Do Código Eleitoral, tem-se o artigo 224 (…): “§ 3o A decisão da Justiça Eleitoral que importe o indeferimento do registro, a cassação do diploma ou a perda do mandato de candidato eleito em pleito majoritário acarreta, a realização de novas eleições, independentemente do número de votos anulados. § 4o A eleição a que se refere o § 3o correrá a expensas da Justiça Eleitoral e será: I – indireta, se a vacância do cargo ocorrer a menos de seis meses do final do mandato; II – direta, nos demais casos.

Dito isso, em termos de vacância dos cargos de Presidente e Vice-Presidente da República é importante salientar a diferença entre motivação geral (não decretada pela Justiça Eleitoral) e motivação eleitoral (decretada pela Justiça Eleitoral).

Com relação a primeira, tem-se, por exemplo, o caso de impeachment.

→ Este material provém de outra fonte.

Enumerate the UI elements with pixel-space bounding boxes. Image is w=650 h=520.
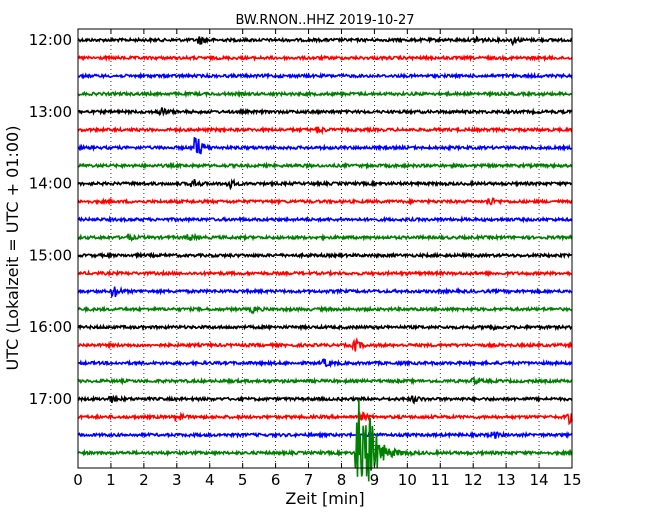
trace-16:15 <box>77 336 573 352</box>
x-tick-label: 9 <box>370 471 380 489</box>
trace-16:30 <box>77 358 573 369</box>
traces <box>77 35 573 482</box>
trace-14:45 <box>77 232 573 243</box>
plot-frame <box>77 28 573 469</box>
trace-17:30 <box>77 430 573 440</box>
y-tick-label: 17:00 <box>29 390 72 408</box>
x-tick-label: 7 <box>304 471 314 489</box>
x-tick-label: 14 <box>530 471 549 489</box>
trace-16:00 <box>77 323 573 332</box>
trace-14:30 <box>77 215 573 224</box>
chart-title: BW.RNON..HHZ 2019-10-27 <box>235 13 414 28</box>
x-tick-label: 13 <box>497 471 516 489</box>
x-tick-label: 1 <box>106 471 116 489</box>
y-tick-label: 13:00 <box>29 103 72 121</box>
trace-15:30 <box>77 285 573 299</box>
x-tick-label: 3 <box>172 471 182 489</box>
y-axis: 12:00 13:00 14:00 15:00 16:00 17:00 <box>29 31 83 408</box>
trace-15:15 <box>77 268 573 278</box>
trace-13:15 <box>77 125 573 136</box>
x-tick-label: 12 <box>464 471 483 489</box>
trace-14:15 <box>77 197 573 206</box>
y-tick-label: 14:00 <box>29 175 72 193</box>
trace-12:15 <box>77 53 573 63</box>
trace-17:45 <box>77 399 573 482</box>
x-tick-label: 0 <box>73 471 83 489</box>
x-tick-label: 11 <box>431 471 450 489</box>
trace-15:45 <box>77 305 573 315</box>
x-axis: 0 1 2 3 4 5 6 7 8 9 10 11 12 13 14 15 <box>73 29 582 489</box>
trace-12:45 <box>77 89 573 99</box>
trace-15:00 <box>77 251 573 260</box>
x-tick-label: 10 <box>398 471 417 489</box>
x-tick-label: 8 <box>337 471 347 489</box>
x-tick-label: 4 <box>205 471 215 489</box>
trace-17:00 <box>77 394 573 405</box>
x-tick-label: 2 <box>139 471 149 489</box>
trace-12:30 <box>77 71 573 80</box>
y-axis-label: UTC (Lokalzeit = UTC + 01:00) <box>3 126 22 371</box>
trace-17:15 <box>77 411 573 426</box>
trace-14:00 <box>77 177 573 191</box>
trace-13:45 <box>77 161 573 171</box>
x-axis-label: Zeit [min] <box>285 489 364 508</box>
y-tick-label: 12:00 <box>29 31 72 49</box>
y-tick-label: 15:00 <box>29 246 72 264</box>
trace-12:00 <box>77 35 573 47</box>
trace-13:30 <box>77 136 573 155</box>
x-tick-label: 15 <box>562 471 581 489</box>
x-tick-label: 5 <box>238 471 248 489</box>
x-tick-label: 6 <box>271 471 281 489</box>
y-tick-label: 16:00 <box>29 318 72 336</box>
trace-16:45 <box>77 375 573 386</box>
trace-13:00 <box>77 107 573 117</box>
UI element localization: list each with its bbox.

Logo, é aplicado o regramento do artigo 81 da Constituição Federal. Portanto, a eleição será indireta, realizada pelo Congresso Nacional, para os eleitos completarem um “mandato-tampão”.

Com relação a segunda, tem-se, por exemplo, o caso de cassação da chapa. Logo, é aplicado o regramento do artigo 224, § 4o, incisos I e II do Código Eleitoral. Portanto, a eleição será indireta se a vacância ocorrer com menos de seis meses do final do mandato ou eleição direta nos demais casos.

Por fim, no caso em tela, prosperando a ação na corte eleitoral com sentença deferida para a cassação da chapa Bolsonaro-Mourão, reservadas as devidas consequências jurídicas e eleitorais já anteriormente expostas, o Brasil estará diante de um fato inédito na sua curta história republicana, pois nunca antes se viu uma chapa ser cassada pelo Tribunal Superior Eleitoral – TSE em tempos democráticos.

Antônio Sérgio Neves de Azevedo – Estudante Direito, Curitiba – Paraná.